Em meu nome pessoal e da equipa gostava de deixar um sentido agradecimento a todos aqueles que de alguma forma contribuíram que a nossa participação nas 24H de BTT fosse um sucesso, nomeadamente (e sem ordem de preferência):
- esposa do José Carlos, pela bolonhesa e pelos incentivos;
- tia do José Carlos, pela massa e pelo incentivos;
- João Paulo, por ter abdicado de um fim-de-semana da sua vida, para aturar e tomar conta de uns malucos do BTT;
- meus pais, pela ajuda na logística;
- Moto Clube de Lisboa, nomeadamente o Pégaso e o Paulo, pelas minis, pela hospitalidade e por serem quem são;
- Fernando, Bruno e Artur por se terem deslocado a Monsanto para dar um incentivo aos amigos;
- Bruno e Artur (os mesmos mencionados acima) pelo empréstimo das luzes para os percursos nocturnos;
- Nuno Lima (que também participou), João Almeida e Bri, a rapaziada de Santarém que tantas tareias me deu no trilho negro ao longo dos meses que marcaram o meu regresso ao BTT;
- Nuno e Polho, da Bikezone Santarém;
- Filipe, Agostinho e Orlando, a rapaziada do BTZ Mação que está sempre presente;

Parece-me que não me esqueci de ninguém, mas caso isso tenha ocorrido agradeço que me comuniquem esse facto.

quinta-feira, 12 de junho de 2008

1ª Maratona Tigres do Pedal - Raposa - 10 de Junho 2008

O BTZ Mação esteve presente na 1ª Maratona dos Tigres do Pedal na Raposa (Almeirim) através da participação do João e do José Carlos.
O resto da equipa ficou em Mação a preparar a nossa volta de dia 21.
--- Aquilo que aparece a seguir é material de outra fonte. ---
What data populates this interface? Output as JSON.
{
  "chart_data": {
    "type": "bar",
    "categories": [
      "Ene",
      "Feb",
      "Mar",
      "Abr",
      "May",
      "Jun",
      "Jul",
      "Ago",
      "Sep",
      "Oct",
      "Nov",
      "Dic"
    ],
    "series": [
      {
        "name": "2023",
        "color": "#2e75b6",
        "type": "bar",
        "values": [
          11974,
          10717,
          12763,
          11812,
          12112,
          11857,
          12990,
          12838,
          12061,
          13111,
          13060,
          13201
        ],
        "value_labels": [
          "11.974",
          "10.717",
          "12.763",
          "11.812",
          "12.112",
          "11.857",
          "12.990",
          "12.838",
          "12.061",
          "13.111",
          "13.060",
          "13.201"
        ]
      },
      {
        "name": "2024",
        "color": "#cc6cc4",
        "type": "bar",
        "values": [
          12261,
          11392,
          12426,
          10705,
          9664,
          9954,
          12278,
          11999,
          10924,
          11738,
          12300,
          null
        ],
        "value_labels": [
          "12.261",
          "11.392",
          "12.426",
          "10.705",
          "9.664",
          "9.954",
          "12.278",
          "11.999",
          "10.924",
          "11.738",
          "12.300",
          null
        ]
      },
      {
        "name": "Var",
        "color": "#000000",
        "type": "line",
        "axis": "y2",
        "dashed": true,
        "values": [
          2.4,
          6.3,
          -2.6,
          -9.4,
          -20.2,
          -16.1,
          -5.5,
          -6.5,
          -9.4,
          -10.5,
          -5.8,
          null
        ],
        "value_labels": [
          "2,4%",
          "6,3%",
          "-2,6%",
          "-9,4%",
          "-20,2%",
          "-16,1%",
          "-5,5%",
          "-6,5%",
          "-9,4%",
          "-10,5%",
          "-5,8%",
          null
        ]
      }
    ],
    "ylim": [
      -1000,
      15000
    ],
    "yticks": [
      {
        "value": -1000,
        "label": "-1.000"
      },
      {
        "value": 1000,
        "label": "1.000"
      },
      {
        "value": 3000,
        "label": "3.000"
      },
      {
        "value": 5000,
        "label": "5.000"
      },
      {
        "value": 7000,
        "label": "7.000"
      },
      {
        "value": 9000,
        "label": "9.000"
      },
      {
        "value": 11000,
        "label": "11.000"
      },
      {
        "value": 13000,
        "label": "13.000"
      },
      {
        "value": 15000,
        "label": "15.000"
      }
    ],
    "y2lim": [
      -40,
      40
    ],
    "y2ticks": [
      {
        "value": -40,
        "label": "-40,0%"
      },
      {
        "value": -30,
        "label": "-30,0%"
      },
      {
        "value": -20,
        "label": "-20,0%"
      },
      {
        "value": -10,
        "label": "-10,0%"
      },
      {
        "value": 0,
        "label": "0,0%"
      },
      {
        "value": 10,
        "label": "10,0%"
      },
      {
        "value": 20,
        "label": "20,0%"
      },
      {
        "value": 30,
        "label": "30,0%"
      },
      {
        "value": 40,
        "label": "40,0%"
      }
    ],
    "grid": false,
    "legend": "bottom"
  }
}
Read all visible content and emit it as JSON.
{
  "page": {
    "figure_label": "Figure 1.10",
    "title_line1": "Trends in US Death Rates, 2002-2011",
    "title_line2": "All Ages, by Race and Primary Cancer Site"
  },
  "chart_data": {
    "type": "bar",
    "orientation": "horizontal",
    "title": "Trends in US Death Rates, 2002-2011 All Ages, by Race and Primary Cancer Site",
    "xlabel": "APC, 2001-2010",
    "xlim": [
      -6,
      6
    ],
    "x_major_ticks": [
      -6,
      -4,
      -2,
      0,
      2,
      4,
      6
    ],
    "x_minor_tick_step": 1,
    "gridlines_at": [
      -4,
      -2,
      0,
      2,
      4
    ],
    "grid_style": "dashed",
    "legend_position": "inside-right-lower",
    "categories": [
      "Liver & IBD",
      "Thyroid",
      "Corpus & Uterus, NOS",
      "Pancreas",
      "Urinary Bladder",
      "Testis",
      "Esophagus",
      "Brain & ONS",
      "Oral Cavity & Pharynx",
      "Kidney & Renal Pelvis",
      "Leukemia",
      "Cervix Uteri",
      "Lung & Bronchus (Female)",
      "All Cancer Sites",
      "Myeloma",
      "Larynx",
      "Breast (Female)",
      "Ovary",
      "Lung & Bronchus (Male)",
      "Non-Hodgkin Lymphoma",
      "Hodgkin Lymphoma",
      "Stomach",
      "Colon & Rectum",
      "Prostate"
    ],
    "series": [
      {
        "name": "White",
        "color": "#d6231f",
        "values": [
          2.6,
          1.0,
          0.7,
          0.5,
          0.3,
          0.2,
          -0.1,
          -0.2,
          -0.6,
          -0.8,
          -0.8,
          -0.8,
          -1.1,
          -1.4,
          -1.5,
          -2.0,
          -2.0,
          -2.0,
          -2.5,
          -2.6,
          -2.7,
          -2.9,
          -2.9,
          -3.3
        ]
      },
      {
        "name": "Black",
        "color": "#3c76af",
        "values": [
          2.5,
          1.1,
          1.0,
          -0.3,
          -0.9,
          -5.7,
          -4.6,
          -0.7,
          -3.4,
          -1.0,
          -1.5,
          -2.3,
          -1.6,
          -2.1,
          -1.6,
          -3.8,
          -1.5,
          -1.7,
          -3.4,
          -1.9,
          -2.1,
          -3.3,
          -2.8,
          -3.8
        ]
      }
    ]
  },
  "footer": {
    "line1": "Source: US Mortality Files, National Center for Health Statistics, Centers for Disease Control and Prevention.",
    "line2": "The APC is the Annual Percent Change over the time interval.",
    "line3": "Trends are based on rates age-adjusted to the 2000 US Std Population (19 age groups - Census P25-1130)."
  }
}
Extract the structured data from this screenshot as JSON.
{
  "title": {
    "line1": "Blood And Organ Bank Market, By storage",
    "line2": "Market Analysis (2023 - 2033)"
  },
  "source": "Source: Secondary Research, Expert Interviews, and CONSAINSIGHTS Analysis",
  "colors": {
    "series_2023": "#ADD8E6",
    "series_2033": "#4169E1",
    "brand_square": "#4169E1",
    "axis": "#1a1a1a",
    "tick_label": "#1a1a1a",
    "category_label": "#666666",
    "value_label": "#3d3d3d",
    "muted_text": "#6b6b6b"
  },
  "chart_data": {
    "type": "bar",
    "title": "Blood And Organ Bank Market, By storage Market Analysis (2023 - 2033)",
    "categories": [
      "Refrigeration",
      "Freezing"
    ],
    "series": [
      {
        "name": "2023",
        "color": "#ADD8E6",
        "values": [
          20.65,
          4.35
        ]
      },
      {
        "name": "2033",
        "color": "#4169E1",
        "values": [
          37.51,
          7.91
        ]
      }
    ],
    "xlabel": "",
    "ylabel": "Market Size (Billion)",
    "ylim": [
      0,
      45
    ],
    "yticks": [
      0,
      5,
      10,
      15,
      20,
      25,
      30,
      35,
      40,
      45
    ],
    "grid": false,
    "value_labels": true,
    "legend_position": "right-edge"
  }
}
Foi uma maratona com um grau de dificuldade médio em termos físicos e técnicos, adequada para a preparação das 24h de Monsanto, onde estes elementos estarão presentes integrados na equipa do BTT Trilhos da Lezíria.
Como seria de esperar nesta região, tivémos direito a algumas zonas de areia (que desagradam a muitos), descidas interessantes e algumas belas paisagens, principalmente na Serra das Fazendas de Almeirim.
No que diz respeito à classificação dos 50 km's, o João foi 9º classificado e o José Carlos 22º, pelo que a equipa ficou bem representada nesta prova.